Pumpkin and Comté collide to wondrous effect in this here gratin. Go so far as to declare this a must-try, we would.
45 mins | serves 4 | très easy
150g Comté, grated
3 tbsp crème fraîche
1 clove garlic
salt and pepper
Oven up to 200°C (conventional).
Wash and deseed the pumpkin and cut into wedges (leaving the peel on). Pop in a large pot of salted water, bring to a boil and cook for 10-12 mins until pumpkin is tender. Drain, allow to cool to the point you can handle it, peel the flesh away from the peel, put back in the pan and mash the pumpkin. Heat the mash for 3 mins over a medium high heat to dry it out a little bit. This will dry it out and prevent it from being too watery when baked as pumpkin is very watery.

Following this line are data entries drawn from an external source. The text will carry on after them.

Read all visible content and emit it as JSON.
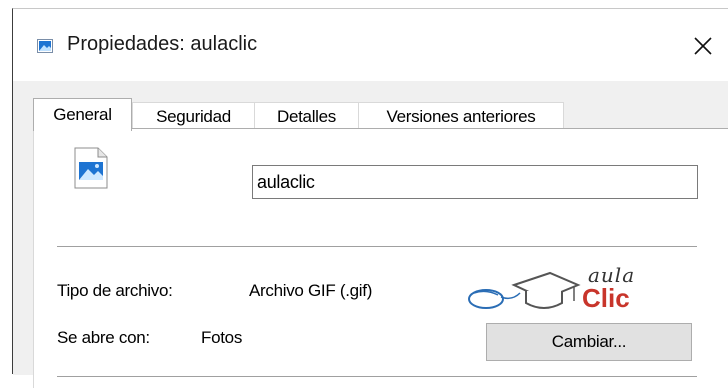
{
  "window": {
    "title": "Propiedades: aulaclic"
  },
  "tabs": [
    {
      "label": "General",
      "active": true
    },
    {
      "label": "Seguridad",
      "active": false
    },
    {
      "label": "Detalles",
      "active": false
    },
    {
      "label": "Versiones anteriores",
      "active": false
    }
  ],
  "general": {
    "file_name": "aulaclic",
    "file_type_label": "Tipo de archivo:",
    "file_type_value": "Archivo GIF (.gif)",
    "opens_with_label": "Se abre con:",
    "opens_with_value": "Fotos",
    "change_button": "Cambiar..."
  },
  "logo": {
    "top_text": "aula",
    "bottom_text": "Clic"
  },
  "icons": {
    "title": "image-file-icon",
    "file": "image-file-icon",
    "close": "close-icon",
    "logo": "graduation-cap-mouse-icon"
  },
  "colors": {
    "accent_blue": "#1e74d2",
    "logo_red": "#c8352b",
    "button_face": "#e1e1e1"
  }
}
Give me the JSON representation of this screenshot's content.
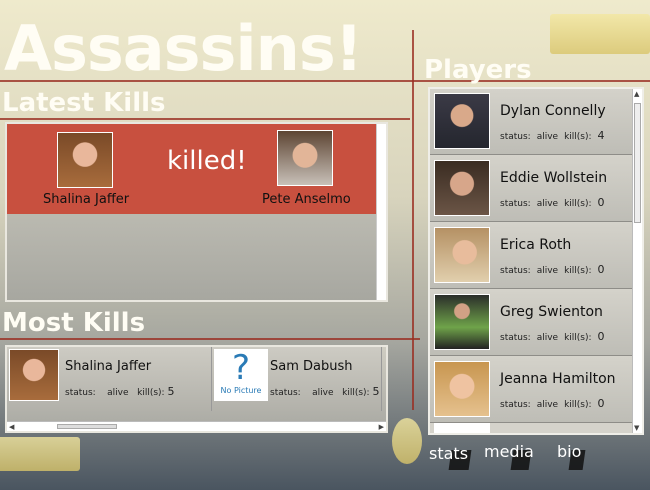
{
  "app": {
    "title": "Assassins!"
  },
  "sections": {
    "latest": "Latest Kills",
    "most": "Most Kills",
    "players": "Players"
  },
  "latest_kill": {
    "killer": "Shalina Jaffer",
    "verb": "killed!",
    "victim": "Pete Anselmo"
  },
  "most_kills": [
    {
      "name": "Shalina Jaffer",
      "status_label": "status:",
      "status": "alive",
      "kills_label": "kill(s):",
      "kills": "5",
      "photo": "photo"
    },
    {
      "name": "Sam Dabush",
      "status_label": "status:",
      "status": "alive",
      "kills_label": "kill(s):",
      "kills": "5",
      "photo": "no-picture",
      "placeholder_mark": "?",
      "placeholder_text": "No Picture"
    }
  ],
  "players": [
    {
      "name": "Dylan Connelly",
      "status_label": "status:",
      "status": "alive",
      "kills_label": "kill(s):",
      "kills": "4"
    },
    {
      "name": "Eddie Wollstein",
      "status_label": "status:",
      "status": "alive",
      "kills_label": "kill(s):",
      "kills": "0"
    },
    {
      "name": "Erica Roth",
      "status_label": "status:",
      "status": "alive",
      "kills_label": "kill(s):",
      "kills": "0"
    },
    {
      "name": "Greg Swienton",
      "status_label": "status:",
      "status": "alive",
      "kills_label": "kill(s):",
      "kills": "0"
    },
    {
      "name": "Jeanna Hamilton",
      "status_label": "status:",
      "status": "alive",
      "kills_label": "kill(s):",
      "kills": "0"
    }
  ],
  "nav": {
    "stats": "stats",
    "media": "media",
    "bio": "bio"
  },
  "colors": {
    "kill_row": "#c8503f",
    "accent_stroke": "#9a2e22",
    "no_picture_blue": "#2a7bb6"
  }
}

Place the mash in a bowl, add the crème fraîche and stir it in, followed by 1/3 of the cheese, and then the eggs. Give it all a goodly grating of nutmeg, season well and stir it all up. Cut the garlic in half lengthways and rub it all over yer roasting dish (you could use a little oil if the garlic isn’t moving freely). Pile the mash in to the dish, top with the remaining cheese and bake for 20 minutes or until cheese is golden on top.
OMG you’re gunna enjoy!
This delight comes from Mimi Thorisson’s Manger, she writes from Médoc, France, ya know.